Jeff Whittle was recognised in the Australia Day Honours for 2018. Jeff has been named an Officer (AO) in the General Division of the Order of Australia for:

"Distinguished service to the information technology sector and the mining industry, particularly through the development of industry standard computer programs for strategic mine planning and optimisation."

Owen Hill

Owen HillOwen Hill

Owen Hill (born 1943) graduated as a PMG cadet engineer in telecommunications. He is based in Gosford on the NSW Central Coast.

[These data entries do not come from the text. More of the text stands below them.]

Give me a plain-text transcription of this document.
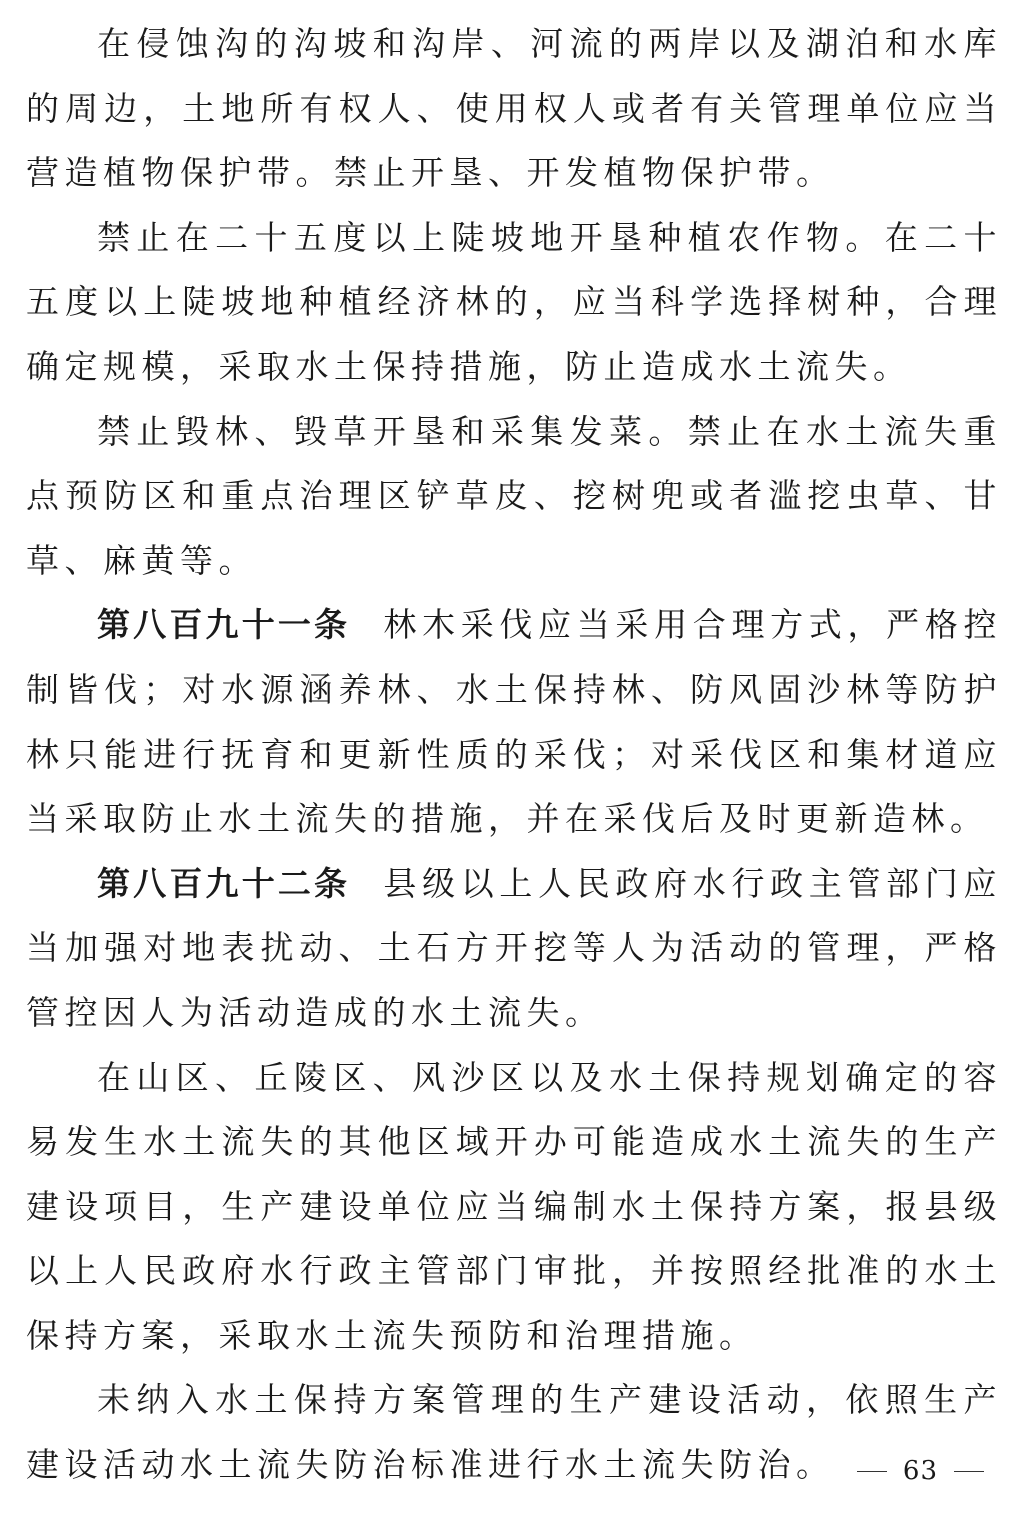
在侵蚀沟的沟坡和沟岸、河流的两岸以及湖泊和水库的周边，土地所有权人、使用权人或者有关管理单位应当营造植物保护带。禁止开垦、开发植物保护带。

禁止在二十五度以上陡坡地开垦种植农作物。在二十五度以上陡坡地种植经济林的，应当科学选择树种，合理确定规模，采取水土保持措施，防止造成水土流失。

禁止毁林、毁草开垦和采集发菜。禁止在水土流失重点预防区和重点治理区铲草皮、挖树兜或者滥挖虫草、甘草、麻黄等。

第八百九十一条 林木采伐应当采用合理方式，严格控制皆伐；对水源涵养林、水土保持林、防风固沙林等防护林只能进行抚育和更新性质的采伐；对采伐区和集材道应当采取防止水土流失的措施，并在采伐后及时更新造林。

第八百九十二条 县级以上人民政府水行政主管部门应当加强对地表扰动、土石方开挖等人为活动的管理，严格管控因人为活动造成的水土流失。

在山区、丘陵区、风沙区以及水土保持规划确定的容易发生水土流失的其他区域开办可能造成水土流失的生产建设项目，生产建设单位应当编制水土保持方案，报县级以上人民政府水行政主管部门审批，并按照经批准的水土保持方案，采取水土流失预防和治理措施。

未纳入水土保持方案管理的生产建设活动，依照生产建设活动水土流失防治标准进行水土流失防治。	63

His most noted achievements were through his company Applied Technology, started in 1975. Applied Technology was an electronics components and electronics kits distributor, specialising in mail order delivery.

He collaborated with electronics hobbyists Stephen Dennis and David Griffiths to manufacture and distribute their video card for microcomputers. From that flowed their collaboration to design and sell the Microbee, the first commercially marketed Australian PC. The first 1,000 were sold in kit form in 1982, then the Microbee, an all Australian personal microcomputer, entered the market as a fully formed product competing directly with the IBM PC and the Apple II. By 1987 more than 3,000 Australian schools were using Microbee computers and the Microbee had been adopted as the national standard in Swedish schools.

Throughout the 1980s Applied Technology grew rapidly, doubling each year for more than five years in a row and enjoying a successful listing on the ASX in 1985. The Microbee reached a peak of 11% of the Australian market and had overseas sales in Asia, Scandinavia and Russia (selling Cyrillic keyboard/interface when Apple was still English only).

Unfortunately, the company could not compete with the scale and low costs of the IBM PC in the general market, nor the application support for the Apple II in the school markets. In 1990 the company went into receivership. Even so, more than 70,000 Microbee computers were sold worldwide, squarely placing Australia at the very forefront of technology development for the microcomputer and personal computer emergence globally.

In 2001 Owen acquired Earthsafe (founded in 1953), a designer and builder of solar-powered, waste-water, treatment systems. He was inspired by a project started by Bill Gates, with whom Owen had developed an acquaintanceship during his Microbee days. As part of his efforts for his company Owen has been a strong advocate for the retention of the Australian innovation patent regime, engaging directly with the Minister in Canberra in 2019 to argue for Australian innovators.

In 2020 Earthsafe was nominated as a finalist for the Engineers Australia Engineering Excellence Awards.

Owen has taken on a community responsibilities, including as the lead for the Pollution Incident Response Plan for his local McDonalds.

In summary, Owen was an inspiring, visionary and successful pioneer of the computing industry. Like Pearcey before him, Owen believes in Australian ingenuity. He proved that with his achievements and success with the Microbee and continues to do so with his efforts at Earthsafe.